Washington – Embattled World Bank president Paul Wolfowitz said Sunday he will continue to lead bank efforts to reduce global poverty, resisting calls to step down over his involvement in securing a huge pay increase for a close female friend.
“The bank has important work to do, and I will continue to do it,” he said at a news conference after a meeting of the steering committee for the bank and the International Monetary Fund.
The committee said in its closing communique that the Wolfowitz issue was “of great concern to us all” and called on the bank board looking into the matter to complete its work.
“We have to ensure that the bank can effectively carry out its mandate and maintain its credibility and reputation as well as the motivation of its staff,” the committee said.

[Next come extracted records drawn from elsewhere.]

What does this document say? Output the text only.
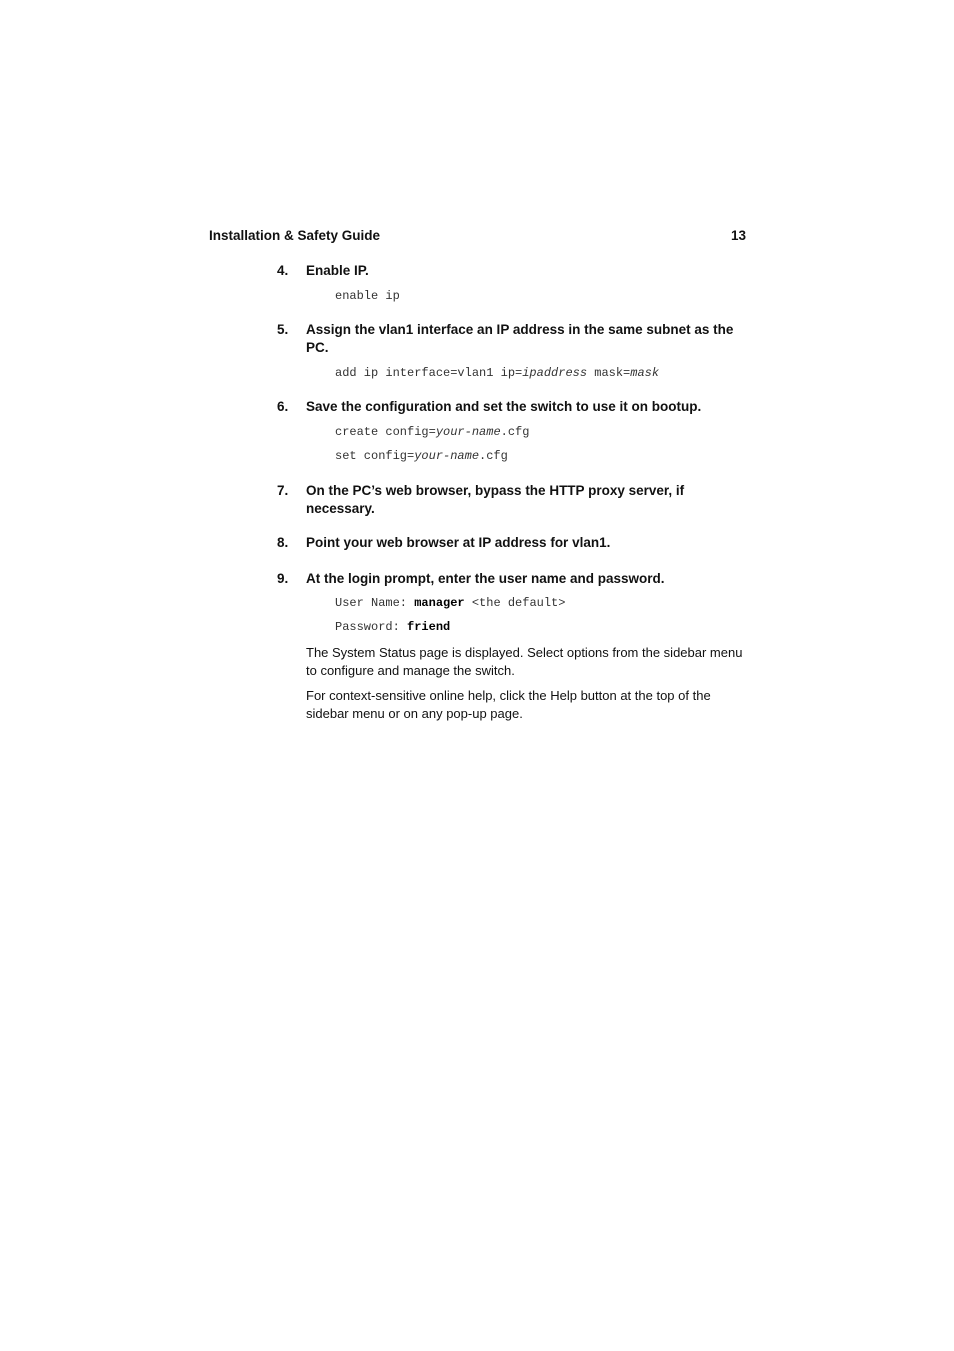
Installation & Safety Guide	13
4. Enable IP.
enable ip
5. Assign the vlan1 interface an IP address in the same subnet as the PC.
add ip interface=vlan1 ip=ipaddress mask=mask
6. Save the configuration and set the switch to use it on bootup.
create config=your-name.cfg
set config=your-name.cfg
7. On the PC’s web browser, bypass the HTTP proxy server, if necessary.
8. Point your web browser at IP address for vlan1.
9. At the login prompt, enter the user name and password.
User Name: manager <the default>
Password: friend
The System Status page is displayed. Select options from the sidebar menu to configure and manage the switch.
For context-sensitive online help, click the Help button at the top of the sidebar menu or on any pop-up page.
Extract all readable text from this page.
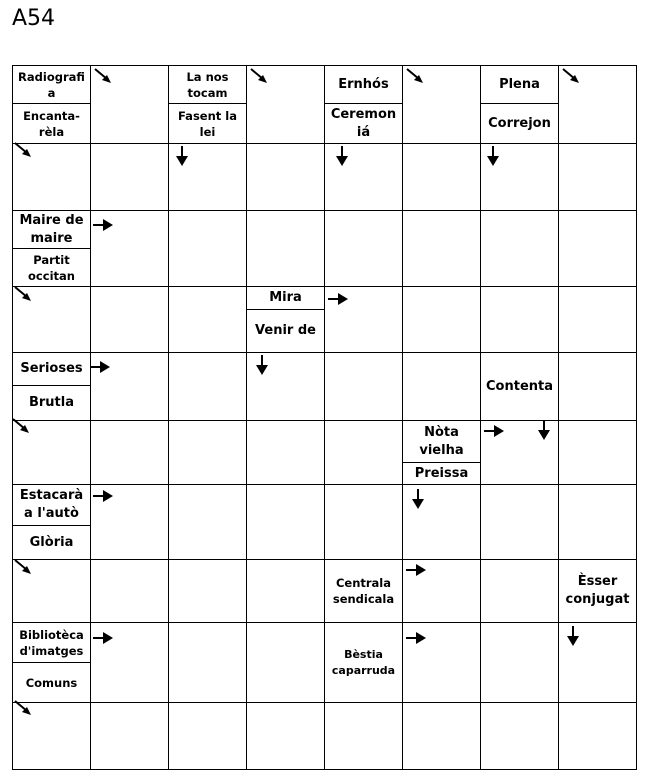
A54
Radiografi
a
Encanta-
rèla
La nos
tocam
Fasent la
lei
Ernhós
Ceremon
iá
Plena
Correjon
Maire de
maire
Partit
occitan
Mira
Venir de
Serioses
Brutla
Contenta
Nòta
vielha
Preissa
Estacarà
a l'autò
Glòria
Centrala
sendicala
Èsser
conjugat
Bibliotèca
d'imatges
Comuns
Bèstia
caparruda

In answering questions from reporters about whether he should resign, Wolfowitz referred several times to the committee’s communique and said he did not want any comments he made to get in the way of the board’s work.
“I believe in the mission of this organization; I intend to carry it out; I have had many expressions of support,” he said.

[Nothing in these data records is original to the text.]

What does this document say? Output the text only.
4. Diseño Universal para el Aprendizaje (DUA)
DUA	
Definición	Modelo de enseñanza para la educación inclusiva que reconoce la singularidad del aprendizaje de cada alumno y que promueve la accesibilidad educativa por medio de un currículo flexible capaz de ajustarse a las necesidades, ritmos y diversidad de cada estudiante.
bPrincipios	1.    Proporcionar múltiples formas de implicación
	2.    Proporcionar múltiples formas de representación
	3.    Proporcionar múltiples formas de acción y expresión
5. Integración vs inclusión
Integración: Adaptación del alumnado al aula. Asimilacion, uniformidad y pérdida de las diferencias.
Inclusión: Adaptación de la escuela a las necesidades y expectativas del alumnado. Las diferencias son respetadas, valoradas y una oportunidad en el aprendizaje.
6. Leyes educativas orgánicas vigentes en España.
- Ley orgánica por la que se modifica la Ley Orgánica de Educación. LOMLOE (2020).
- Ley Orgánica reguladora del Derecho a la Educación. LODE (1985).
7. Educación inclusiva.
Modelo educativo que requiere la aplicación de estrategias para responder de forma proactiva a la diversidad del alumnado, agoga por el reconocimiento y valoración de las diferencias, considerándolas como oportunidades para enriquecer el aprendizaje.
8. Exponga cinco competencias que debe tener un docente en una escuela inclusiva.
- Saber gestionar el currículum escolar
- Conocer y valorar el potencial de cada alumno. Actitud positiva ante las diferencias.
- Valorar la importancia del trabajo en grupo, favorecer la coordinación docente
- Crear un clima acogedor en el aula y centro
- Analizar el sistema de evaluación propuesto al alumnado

After the news conference, Alison Cave, head of the World Bank Staff Association, which represents 7,000 of the bank’s Washington employees, said the group believes Wolfowitz should resign.
“We do not see how he can possibly regain the trust of the staff,” she said.

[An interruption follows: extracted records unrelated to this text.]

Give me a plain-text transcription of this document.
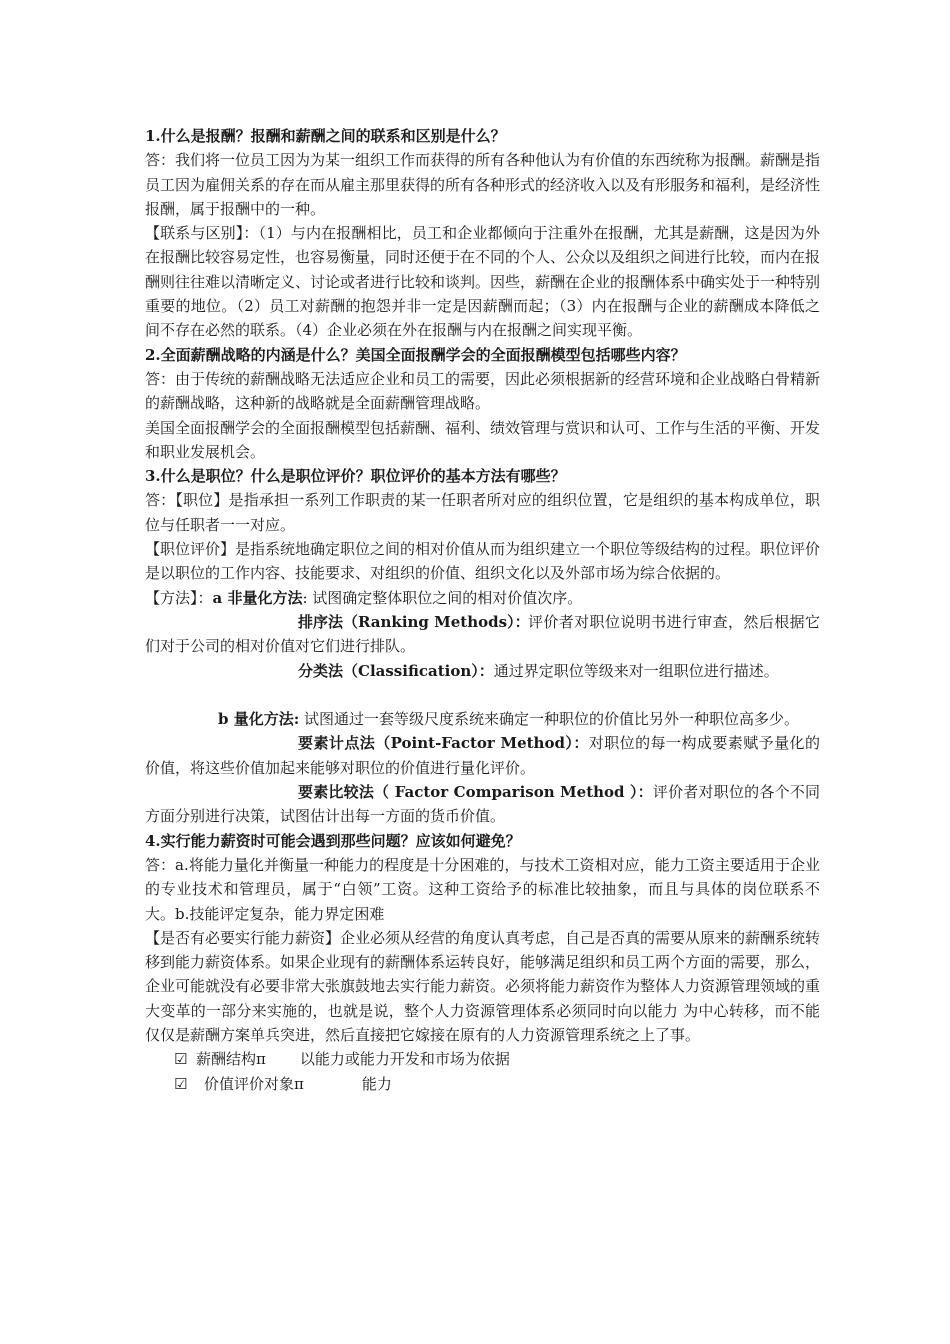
1.什么是报酬？报酬和薪酬之间的联系和区别是什么？

答：我们将一位员工因为为某一组织工作而获得的所有各种他认为有价值的东西统称为报酬。薪酬是指员工因为雇佣关系的存在而从雇主那里获得的所有各种形式的经济收入以及有形服务和福利，是经济性报酬，属于报酬中的一种。

【联系与区别】：（1）与内在报酬相比，员工和企业都倾向于注重外在报酬，尤其是薪酬，这是因为外在报酬比较容易定性，也容易衡量，同时还便于在不同的个人、公众以及组织之间进行比较，而内在报酬则往往难以清晰定义、讨论或者进行比较和谈判。因些，薪酬在企业的报酬体系中确实处于一种特别重要的地位。（2）员工对薪酬的抱怨并非一定是因薪酬而起；（3）内在报酬与企业的薪酬成本降低之间不存在必然的联系。（4）企业必须在外在报酬与内在报酬之间实现平衡。

2.全面薪酬战略的内涵是什么？美国全面报酬学会的全面报酬模型包括哪些内容？

答：由于传统的薪酬战略无法适应企业和员工的需要，因此必须根据新的经营环境和企业战略白骨精新的薪酬战略，这种新的战略就是全面薪酬管理战略。

美国全面报酬学会的全面报酬模型包括薪酬、福利、绩效管理与赏识和认可、工作与生活的平衡、开发和职业发展机会。

3.什么是职位？什么是职位评价？职位评价的基本方法有哪些？

答：【职位】是指承担一系列工作职责的某一任职者所对应的组织位置，它是组织的基本构成单位，职位与任职者一一对应。

【职位评价】是指系统地确定职位之间的相对价值从而为组织建立一个职位等级结构的过程。职位评价是以职位的工作内容、技能要求、对组织的价值、组织文化以及外部市场为综合依据的。

【方法】：a 非量化方法: 试图确定整体职位之间的相对价值次序。

排序法（Ranking Methods）：

评价者对职位说明书进行审查，然后根据它们对于公司的相对价值对它们进行排队。

分类法（Classification）：通过界定职位等级来对一组职位进行描述。

b 量化方法: 试图通过一套等级尺度系统来确定一种职位的价值比另外一种职位高多少。

要素计点法（Point-Factor Method）：对职位的每一构成要素赋予量化的价值，将这些价值加起来能够对职位的价值进行量化评价。

要素比较法（ Factor Comparison Method ）：评价者对职位的各个不同方面分别进行决策，试图估计出每一方面的货币价值。

4.实行能力薪资时可能会遇到那些问题？应该如何避免？

答：a.将能力量化并衡量一种能力的程度是十分困难的，与技术工资相对应，能力工资主要适用于企业的专业技术和管理员，属于“白领”工资。这种工资给予的标准比较抽象，而且与具体的岗位联系不大。b.技能评定复杂，能力界定困难

【是否有必要实行能力薪资】企业必须从经营的角度认真考虑，自己是否真的需要从原来的薪酬系统转移到能力薪资体系。如果企业现有的薪酬体系运转良好，能够满足组织和员工两个方面的需要，那么，企业可能就没有必要非常大张旗鼓地去实行能力薪资。必须将能力薪资作为整体人力资源管理领域的重大变革的一部分来实施的，也就是说，整个人力资源管理体系必须同时向以能力 为中心转移，而不能仅仅是薪酬方案单兵突进，然后直接把它嫁接在原有的人力资源管理系统之上了事。

☑ 薪酬结构π 以能力或能力开发和市场为依据

☑ 价值评价对象π	能力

Wolfowitz has been under fire since it emerged that he secured a $193,590 job for his companion, Shaha Riza, at the State Department soon after he joined the World Bank in 2005.
A deputy defense secretary and one of the architects of President Bush’s Iraq war strategy, Wolfowitz has been working behind the scenes at weekend meetings of finance ministers and central bankers to drum up support to stay in his post and presented reports to the bank’s policy-setting Development Committee on Sunday.
The White House has said Bush has confidence in Wolfowitz.
The United States, Britain and France, whose governments have a major role in bank operations, said it was important to await the outcome of the board investigation into Wolfowitz’s actions.